Air Terjun Batang Taye Silokek. (Foto: jadesta.kemenparekraf)
Julukan itu diambil
dari lagu minang berjudul sama dan dipopulerkan oleh Elly Kasim era 1950-an.
Pada salah satu liriknya, penyanyi legendaris Minang itu mengucapkan "Ko
bukan sumbarang lansek, Sijunjuang lanseknyo manih". Lansek atau
langsat adalah buah sejenis duku, dan rasanya manis serta menjadi ikon produk
perkebunan dari Sijunjung.
Jarak Geopark
Silokek sekitar 145 kilometer arah timur Kota Padang, dapat ditempuh selama
empat jam perjalanan darat. Kalau dari Muaro Sijunjung, ibu kota kabupaten,
jaraknya hanya 15 km saja.
Silokek adalah nama
sebuah nagari sejuk bersuhu 23-24 derajat Celcius karena ada di perbukitan,
sekitar 200 meter di atas permukaan laut (mdpl). Luas Nagari Silokek sekitar
1.918 ha dan masuk dalam Kecamatan Sijunjung. Mayoritas penduduknya adalah
petani.
Geopark merupakan gabungan dari dua kata dalam bahasa Inggris, yaitu geologydan park atau
taman geologi dan lazim disebut pula sebagai taman bumi.

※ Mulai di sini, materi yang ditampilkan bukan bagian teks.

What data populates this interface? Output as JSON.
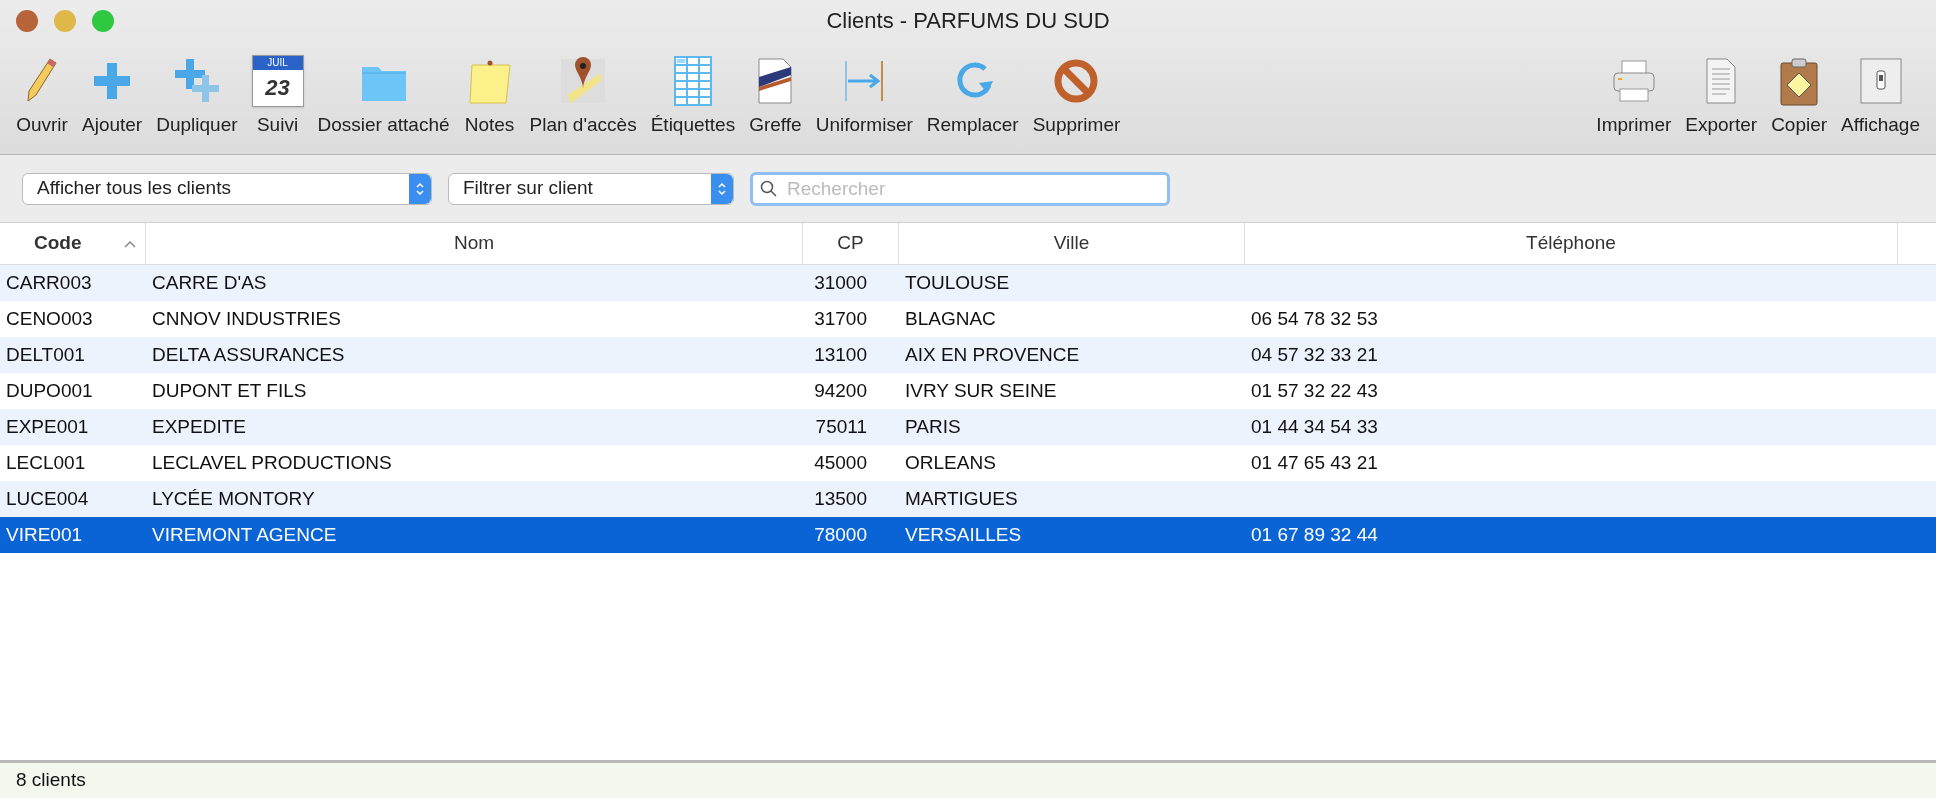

Wisata Rest Area Pintu Ngalau Silokek. (Foto: jadesta.kemenparekraf)
Menurut Peraturan
Menteri Energi Sumber Daya Mineral (Permen ESDM) nomor 31 tahun 2021 tentang
Penetapan Taman Bumi Nasional disebutkan, geopark adalah sebuah wilayah
geografi tunggal atau gabungan, yang memiliki situs warisan geologi (geosite)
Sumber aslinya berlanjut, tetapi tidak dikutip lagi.